Anyway, we obviously got to talking about our current sleeping challenges with Rory, and a few other lovely stages we're hitting as my child approaches the TWO milestone.  I'll be honest, I felt RELIEVED and refreshed with courage about this sleep stuff when she left.  Relieved in the sense that boys definitely are different than little girls at almost every age, and that she went through the exact "stage" we're going through with Rory right now with her boys. And refreshed with courage about Rory's sleep because she reminded me of a few important things that got me thinking.

I've spent a ton of time reading about sleep in the last two years. And fluke or not, I thought we had set Rory up for sleep success early on.  I did and didn't do things purposely to create good sleep routines for all of us...sometimes hard things... and at 21 months I have completely abandoned every single one of them.

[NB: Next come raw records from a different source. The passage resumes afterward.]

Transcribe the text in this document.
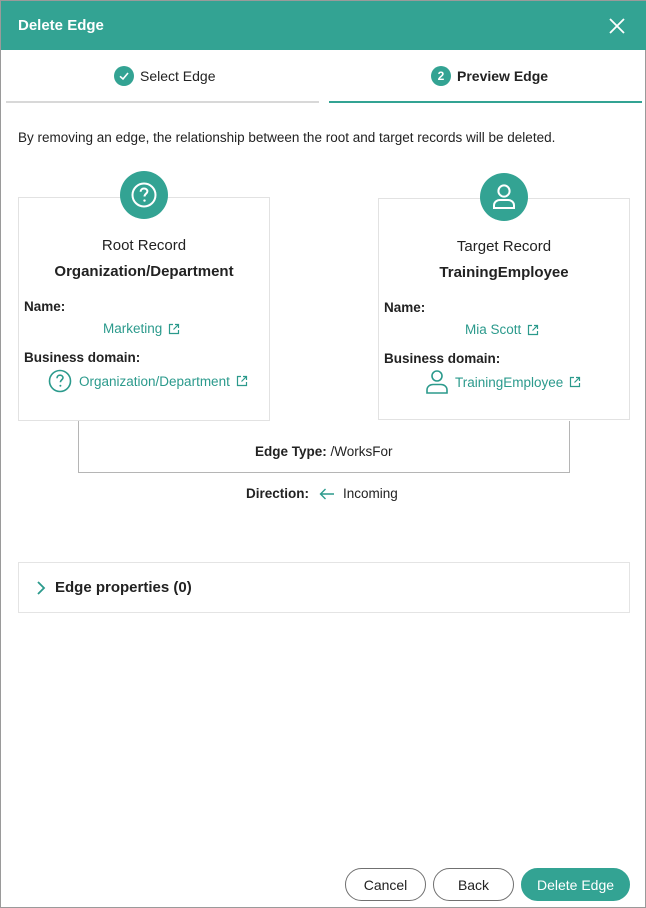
Delete Edge
Select Edge	2 Preview Edge
By removing an edge, the relationship between the root and target records will be deleted.
Root Record
Organization/Department
Name:
Marketing
Business domain:
Organization/Department
Target Record
TrainingEmployee
Name:
Mia Scott
Business domain:
TrainingEmployee
Edge Type: /WorksFor
Direction:	Incoming
Edge properties (0)
Cancel	Back	Delete Edge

My conversation with Lisa reminded me of something important. Sometimes, most of the time, babies and kids are just better left to sort things out on their own. So we're going back to basics. I re-read a sleep book that I used to follow like a text book today.  The book basically sticks to a few key principles -

1.  We are the parents, which means WE are in charge here.
2.  That the golden rule of sleep for babies and kids generally means the LESS parent interference the better.
3.  There are a few important things you can do to help your kid sleep through the night.  (1) Make sure they're tired/have gotten lots of exercise and fresh air during the day, (2) Make sure their room is quiet, (3) have a consistent bed-time routine that relaxes them before bed. (4) Teach/let them learn how to self sooth

In recent weeks, it's number two we're the most guilty of. In an effort to get our child to sleep again, we've being doing it all. I have broken every single rule of "good sleep" out there.  We've being going to Rory multiple times a night,  I have fed him through the night, we have changed the place he was put to bed - so he is waking somewhere different, we've brought him into bed with us, we have gone into his room and slept with him... the list goes on. And on.

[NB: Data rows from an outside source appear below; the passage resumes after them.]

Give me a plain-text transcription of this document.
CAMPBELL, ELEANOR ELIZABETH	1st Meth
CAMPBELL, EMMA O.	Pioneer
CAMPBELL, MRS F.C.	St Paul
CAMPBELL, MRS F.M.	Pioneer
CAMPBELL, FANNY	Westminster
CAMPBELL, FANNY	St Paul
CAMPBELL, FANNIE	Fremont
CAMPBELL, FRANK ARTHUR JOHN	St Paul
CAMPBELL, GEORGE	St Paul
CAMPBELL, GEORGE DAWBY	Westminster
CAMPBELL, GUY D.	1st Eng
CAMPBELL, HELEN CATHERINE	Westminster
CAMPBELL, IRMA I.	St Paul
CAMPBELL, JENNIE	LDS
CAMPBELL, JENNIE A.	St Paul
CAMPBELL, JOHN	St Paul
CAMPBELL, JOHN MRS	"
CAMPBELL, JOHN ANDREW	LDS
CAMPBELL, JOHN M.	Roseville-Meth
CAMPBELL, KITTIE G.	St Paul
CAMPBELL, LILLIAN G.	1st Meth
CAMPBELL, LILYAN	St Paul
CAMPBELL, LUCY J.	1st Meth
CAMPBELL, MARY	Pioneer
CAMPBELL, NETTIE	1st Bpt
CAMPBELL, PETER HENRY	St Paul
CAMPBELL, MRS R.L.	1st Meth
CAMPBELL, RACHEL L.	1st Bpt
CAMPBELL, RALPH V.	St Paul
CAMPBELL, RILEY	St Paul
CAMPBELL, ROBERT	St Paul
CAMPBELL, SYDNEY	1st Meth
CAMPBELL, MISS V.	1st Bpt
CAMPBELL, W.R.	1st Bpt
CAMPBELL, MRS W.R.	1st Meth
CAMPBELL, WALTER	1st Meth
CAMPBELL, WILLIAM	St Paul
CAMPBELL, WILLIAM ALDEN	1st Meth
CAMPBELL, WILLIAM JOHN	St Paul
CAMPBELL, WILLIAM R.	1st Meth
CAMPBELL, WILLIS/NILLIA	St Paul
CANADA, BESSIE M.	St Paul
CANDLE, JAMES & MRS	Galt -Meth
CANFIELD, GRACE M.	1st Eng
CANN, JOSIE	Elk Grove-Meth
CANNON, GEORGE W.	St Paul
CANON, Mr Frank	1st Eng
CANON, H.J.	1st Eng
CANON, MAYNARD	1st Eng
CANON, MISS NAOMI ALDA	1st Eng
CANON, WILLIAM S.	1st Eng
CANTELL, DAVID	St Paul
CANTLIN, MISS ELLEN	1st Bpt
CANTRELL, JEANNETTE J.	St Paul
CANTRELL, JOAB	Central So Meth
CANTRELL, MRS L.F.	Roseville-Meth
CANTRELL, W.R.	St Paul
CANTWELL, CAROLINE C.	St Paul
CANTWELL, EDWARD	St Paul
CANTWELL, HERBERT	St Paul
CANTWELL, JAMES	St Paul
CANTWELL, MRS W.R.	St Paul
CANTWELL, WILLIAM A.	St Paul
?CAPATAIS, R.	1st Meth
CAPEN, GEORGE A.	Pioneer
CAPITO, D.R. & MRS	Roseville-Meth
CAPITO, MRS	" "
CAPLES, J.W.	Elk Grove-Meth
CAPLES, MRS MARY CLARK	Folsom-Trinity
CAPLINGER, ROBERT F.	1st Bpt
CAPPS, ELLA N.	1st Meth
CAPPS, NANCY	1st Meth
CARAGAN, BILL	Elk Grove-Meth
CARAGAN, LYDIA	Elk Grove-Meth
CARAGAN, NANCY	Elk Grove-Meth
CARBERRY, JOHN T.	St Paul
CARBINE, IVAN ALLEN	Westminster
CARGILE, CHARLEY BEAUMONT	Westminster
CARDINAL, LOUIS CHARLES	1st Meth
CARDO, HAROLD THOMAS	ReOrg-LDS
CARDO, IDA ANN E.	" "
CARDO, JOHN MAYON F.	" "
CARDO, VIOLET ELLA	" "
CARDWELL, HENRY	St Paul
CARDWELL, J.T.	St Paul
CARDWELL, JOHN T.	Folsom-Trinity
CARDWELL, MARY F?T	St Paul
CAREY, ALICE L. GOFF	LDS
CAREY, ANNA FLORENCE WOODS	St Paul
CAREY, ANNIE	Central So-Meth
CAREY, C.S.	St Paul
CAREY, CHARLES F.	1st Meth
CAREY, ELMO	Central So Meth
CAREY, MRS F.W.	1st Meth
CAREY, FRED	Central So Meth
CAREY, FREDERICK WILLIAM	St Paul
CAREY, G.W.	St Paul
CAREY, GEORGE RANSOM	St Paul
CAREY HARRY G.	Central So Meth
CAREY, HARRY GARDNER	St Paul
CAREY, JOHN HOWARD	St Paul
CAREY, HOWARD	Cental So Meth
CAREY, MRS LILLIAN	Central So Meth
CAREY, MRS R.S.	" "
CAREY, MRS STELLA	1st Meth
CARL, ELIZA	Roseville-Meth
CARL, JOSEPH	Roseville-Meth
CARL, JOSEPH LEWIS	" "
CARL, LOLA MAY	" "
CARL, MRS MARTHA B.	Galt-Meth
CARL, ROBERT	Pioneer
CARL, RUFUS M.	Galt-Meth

So... today I went out and bought two fans. One for our room, and one for Rory's, and we're going back at it the hard way. The hard way, but the only way it's worked for us in the past, and the only way the experts seem to agree it's going to work for us again.  Rory is going to need to figure his sleep schedule out himself, and eventually he WILL do it.  In the meantime, the fans and the white noise will help alleviate some of the anxiety I get when I hear him for hours at night... and hopefully our broken sleep as well.

Wish us luck.

OH! And nursing chair update!!!  As of Friday (cross your fingers) I am going to be the very EXCITED and PROUD new owner of my very own Monte Luca glider.  I got a great tip from my sister in law that Monte often sells their floor models and seconds and was able to get a great deal on one for myself. HOORAY! It should be here by the end of week. Happy nursing days are ahead. I can just feel it. HA.